Giselle Ribeiro, assistente social e analista jurídica, e Meyrieli de Carvalho Silva, assistente social e assessora na Subsecretaria de Estado de Política sobre Drogas, desafiam, diariamente, essa sociedade machista e racista. É na luta diária que elas constroem sua representatividade e nos ajudam a lembrar que a resistência continua.
Qual a importância do Dia da Mulher Negra Latino-americana Caribenha?
Giselle – Dar visibilidade a luta da mulher negra contra o racismo. É a mulher negra, a que mais sofre pelas consequências do processo sócio-histórico opressor. Por exemplo, a mulher negra sofre as consequências do extermínio da juventude negra: a cada 23 minutos, um jovem é assassinado no Brasil. Outro exemplo, segundo dados da Pesquisa Nacional por Amostra de Domicílios (PNAD/IBGE), de uma forma geral, as mulheres brasileiras ganham, em média, 76% da remuneração masculina; as mulheres negras recebem ainda menos: 43% dos salários dos homens brancos.
Meyrieli – O dia 25 de julho celebra para nós, mulheres negras, a nossa resistência e organização. Essa data foi criada por e para as mulheres latino-americanas e caribenhas. A data nos ajuda a dar visibilidade para o que nós estamos fazendo e, também, estamos sofrendo. As violações de direitos que perpassam a vida das mulheres negras são estruturais e se fazem presente desde a escravização. A luta e as bandeiras levantadas pelas mulheres negras estão presentes cotidianamente, porém, o dia 25 de julho nos ajuda a propagar na sociedade a perspectiva e o olhar das mulheres negras sobre a defesa da vida.
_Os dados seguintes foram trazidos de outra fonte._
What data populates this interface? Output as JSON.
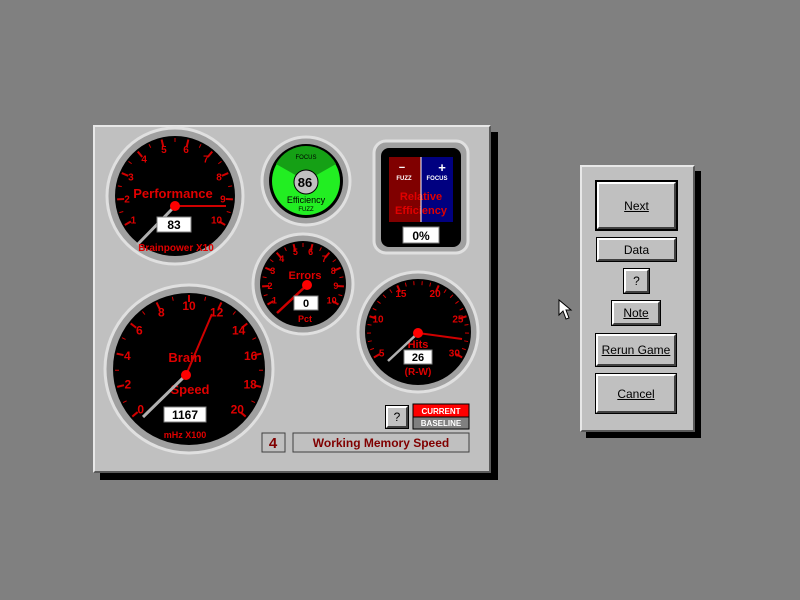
{
  "performance": {
    "title": "Performance",
    "value": "83",
    "sublabel": "Brainpower X10",
    "ticks": [
      "1",
      "2",
      "3",
      "4",
      "5",
      "6",
      "7",
      "8",
      "9",
      "10"
    ]
  },
  "efficiency": {
    "focus_label": "FOCUS",
    "fuzz_label": "FUZZ",
    "value": "86",
    "label": "Efficiency"
  },
  "relative_efficiency": {
    "minus": "−",
    "plus": "+",
    "fuzz_label": "FUZZ",
    "focus_label": "FOCUS",
    "title_line1": "Relative",
    "title_line2": "Efficiency",
    "value": "0%"
  },
  "errors": {
    "title": "Errors",
    "value": "0",
    "sublabel": "Pct",
    "ticks": [
      "1",
      "2",
      "3",
      "4",
      "5",
      "6",
      "7",
      "8",
      "9",
      "10"
    ]
  },
  "brain_speed": {
    "title_line1": "Brain",
    "title_line2": "Speed",
    "value": "1167",
    "sublabel": "mHz X100",
    "ticks": [
      "0",
      "2",
      "4",
      "6",
      "8",
      "10",
      "12",
      "14",
      "16",
      "18",
      "20"
    ]
  },
  "hits": {
    "title": "Hits",
    "value": "26",
    "sublabel": "(R-W)",
    "ticks": [
      "5",
      "10",
      "15",
      "20",
      "25",
      "30"
    ]
  },
  "bottom": {
    "help_label": "?",
    "current_label": "CURRENT",
    "baseline_label": "BASELINE",
    "level": "4",
    "mode_label": "Working Memory Speed"
  },
  "buttons": {
    "next": "Next",
    "data": "Data",
    "help": "?",
    "note": "Note",
    "rerun": "Rerun Game",
    "cancel": "Cancel"
  },
  "colors": {
    "gauge_red": "#ff0000",
    "dial_black": "#000000",
    "panel_gray": "#c0c0c0",
    "efficiency_green": "#22ee22",
    "focus_blue": "#000080",
    "fuzz_red": "#800000"
  }
}
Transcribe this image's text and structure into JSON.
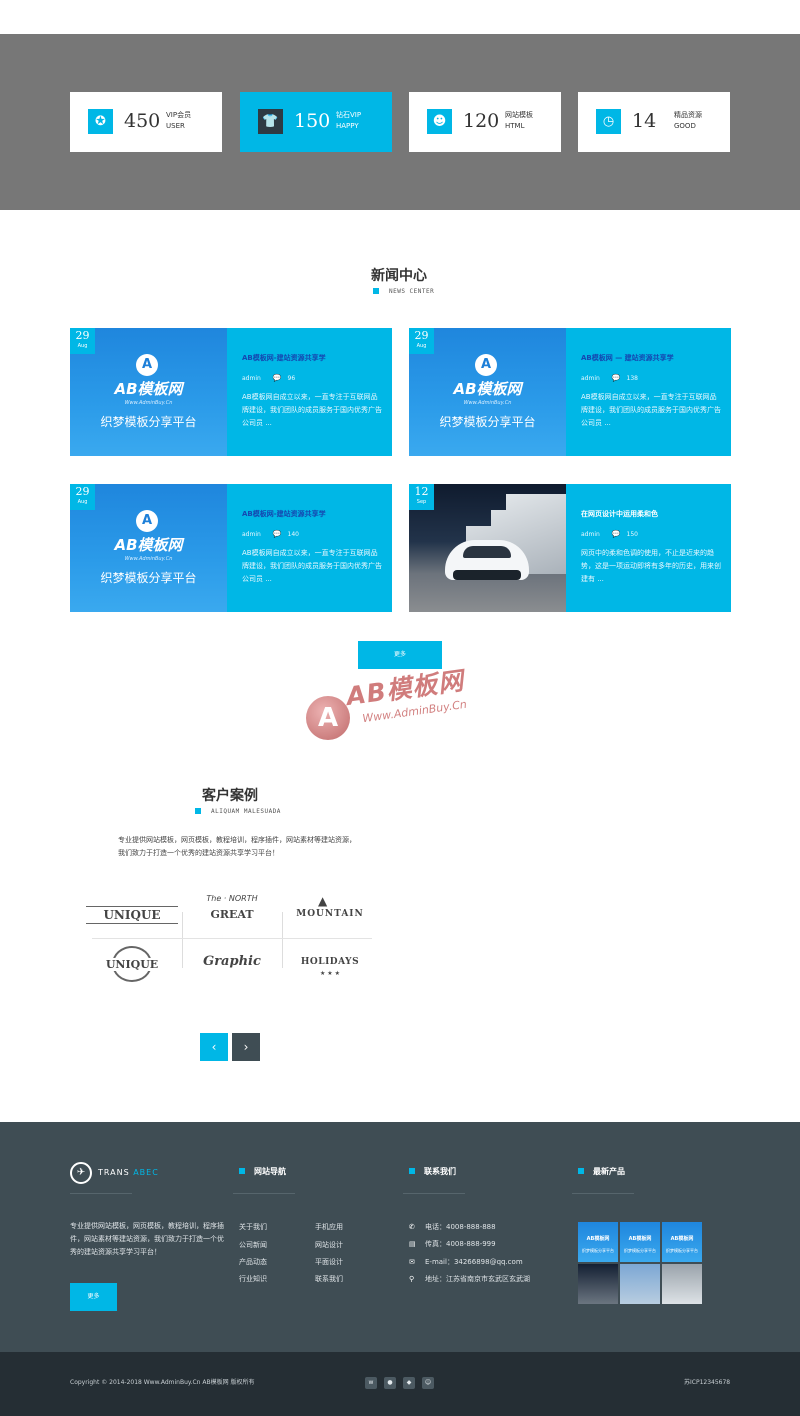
{
  "stats": [
    {
      "number": "450",
      "label1": "VIP会员",
      "label2": "USER",
      "icon": "badge-icon"
    },
    {
      "number": "150",
      "label1": "钻石VIP",
      "label2": "HAPPY",
      "icon": "tshirt-icon"
    },
    {
      "number": "120",
      "label1": "网站模板",
      "label2": "HTML",
      "icon": "group-icon"
    },
    {
      "number": "14",
      "label1": "精品资源",
      "label2": "GOOD",
      "icon": "clock-icon"
    }
  ],
  "news": {
    "title": "新闻中心",
    "subtitle": "NEWS CENTER",
    "thumb_brand": "AB模板网",
    "thumb_url": "Www.AdminBuy.Cn",
    "thumb_slogan": "织梦模板分享平台",
    "items": [
      {
        "day": "29",
        "month": "Aug",
        "title": "AB模板网-建站资源共享学",
        "author": "admin",
        "comments": "96",
        "desc": "AB模板网自成立以来，一直专注于互联网品牌建设，我们团队的成员服务于国内优秀广告公司员 ..."
      },
      {
        "day": "29",
        "month": "Aug",
        "title": "AB模板网 — 建站资源共享学",
        "author": "admin",
        "comments": "138",
        "desc": "AB模板网自成立以来，一直专注于互联网品牌建设，我们团队的成员服务于国内优秀广告公司员 ..."
      },
      {
        "day": "29",
        "month": "Aug",
        "title": "AB模板网-建站资源共享学",
        "author": "admin",
        "comments": "140",
        "desc": "AB模板网自成立以来，一直专注于互联网品牌建设，我们团队的成员服务于国内优秀广告公司员 ..."
      },
      {
        "day": "12",
        "month": "Sep",
        "title": "在网页设计中运用柔和色",
        "author": "admin",
        "comments": "150",
        "desc": "网页中的柔和色调的使用，不止是近来的趋势，这是一项运动即将有多年的历史，用来创建有 ..."
      }
    ],
    "more_label": "更多"
  },
  "watermark": {
    "brand": "AB模板网",
    "url": "Www.AdminBuy.Cn",
    "letter": "A"
  },
  "clients": {
    "title": "客户案例",
    "subtitle": "ALIQUAM MALESUADA",
    "intro": "专业提供网站模板，网页模板，教程培训，程序插件，网站素材等建站资源，我们致力于打造一个优秀的建站资源共享学习平台！",
    "logos": [
      {
        "main": "UNIQUE",
        "sub": ""
      },
      {
        "main": "GREAT",
        "sub": "The · NORTH"
      },
      {
        "main": "MOUNTAIN",
        "sub": ""
      },
      {
        "main": "UNIQUE",
        "sub": ""
      },
      {
        "main": "Graphic",
        "sub": ""
      },
      {
        "main": "HOLIDAYS",
        "sub": ""
      }
    ],
    "prev": "‹",
    "next": "›"
  },
  "footer": {
    "logo_text": "TRANS",
    "logo_accent": "ABEC",
    "about": "专业提供网站模板，网页模板，教程培训，程序插件，网站素材等建站资源，我们致力于打造一个优秀的建站资源共享学习平台！",
    "about_button": "更多",
    "nav_title": "网站导航",
    "nav_col1": [
      "关于我们",
      "公司新闻",
      "产品动态",
      "行业知识"
    ],
    "nav_col2": [
      "手机应用",
      "网站设计",
      "平面设计",
      "联系我们"
    ],
    "contact_title": "联系我们",
    "contact": [
      {
        "icon": "phone-icon",
        "text": "电话：4008-888-888"
      },
      {
        "icon": "fax-icon",
        "text": "传真：4008-888-999"
      },
      {
        "icon": "mail-icon",
        "text": "E-mail：34266898@qq.com"
      },
      {
        "icon": "location-icon",
        "text": "地址：江苏省南京市玄武区玄武湖"
      }
    ],
    "products_title": "最新产品",
    "product_brand": "AB模板网",
    "product_slogan": "织梦模板分享平台"
  },
  "bottom": {
    "copyright": "Copyright © 2014-2018 Www.AdminBuy.Cn AB模板网 版权所有",
    "icp": "苏ICP12345678",
    "social": [
      "weibo-icon",
      "wechat-icon",
      "qq-icon",
      "user-icon"
    ]
  },
  "colors": {
    "accent": "#00b7e6",
    "dark": "#2e3a43",
    "footer": "#3f4d54",
    "bottom": "#252e34",
    "band": "#777777"
  }
}
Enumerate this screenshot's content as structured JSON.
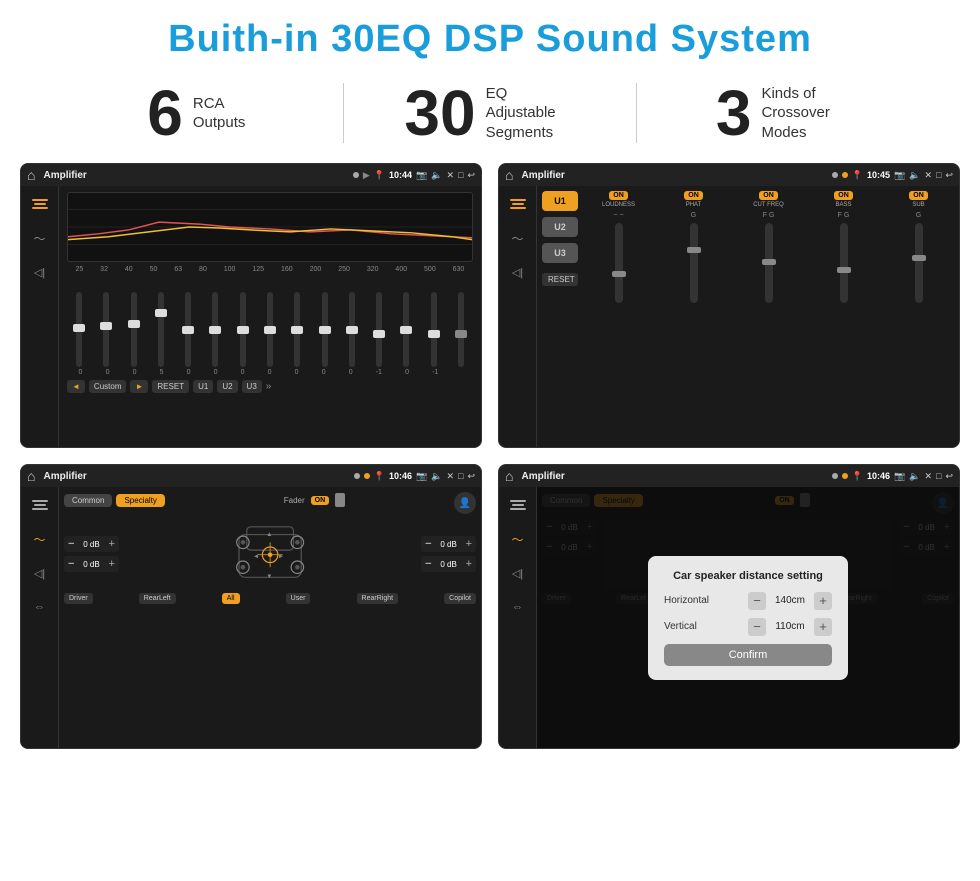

Você se sente referência a outras mulheres negras?
G – Penso que a nossa referência é uma construção coletiva. Cada uma de nós é referência de luta, resistência, maternidade, beleza, cultura, afeto, entre outros. Sendo assim, somente sou porque muitas antes de mim foram e comigo são referência.
M – Sinto que coletivamente inspiro e sou inspirada pelas mulheres negras. Estamos num círculo de buscar e identificar referências, trajetórias comuns e sonhos que partilhamos. Nesse sentido, estar no lugar de referência nos implica em uma grande responsabilidade e disponibilidade de aprender e construir juntas um lugar de ser e estar nessa sociedade, de modo que este seja numa perspectiva negra e feminista.
Como é atuar a frente de políticas que são demandadas, principalmente, pela população negra?
G – Por trabalhar no campo sócio-jurídico, isto é, na Vara da Infância e da Juventude, com competência para processar e julgar adolescentes em conflitos com a lei, não estou atuando a frente de políticas públicas. Minha atuação está voltada para subsidiar a decisão do magistrado. Nesse sentido, busco contextualizar a dimensão social, econômica, histórica, cultural, familiar e comunitária do adolescente, o apresentando como sujeito de direitos. Nesse percurso, identificamos quais equipamentos e serviços das políticas públicas são acessados ou não pelo adolescente. Em caso de não acesso, realizamos encaminhamentos e/ou assinalamos ao juiz a necessidade. Fazendo o recorte racial e de gênero, podemos verificar que é a população negra a quem mais demanda acesso as políticas públicas. Portanto, num cenário de precarização dessas políticas, de corte de direitos, quem é preta e pobre sente primeiro.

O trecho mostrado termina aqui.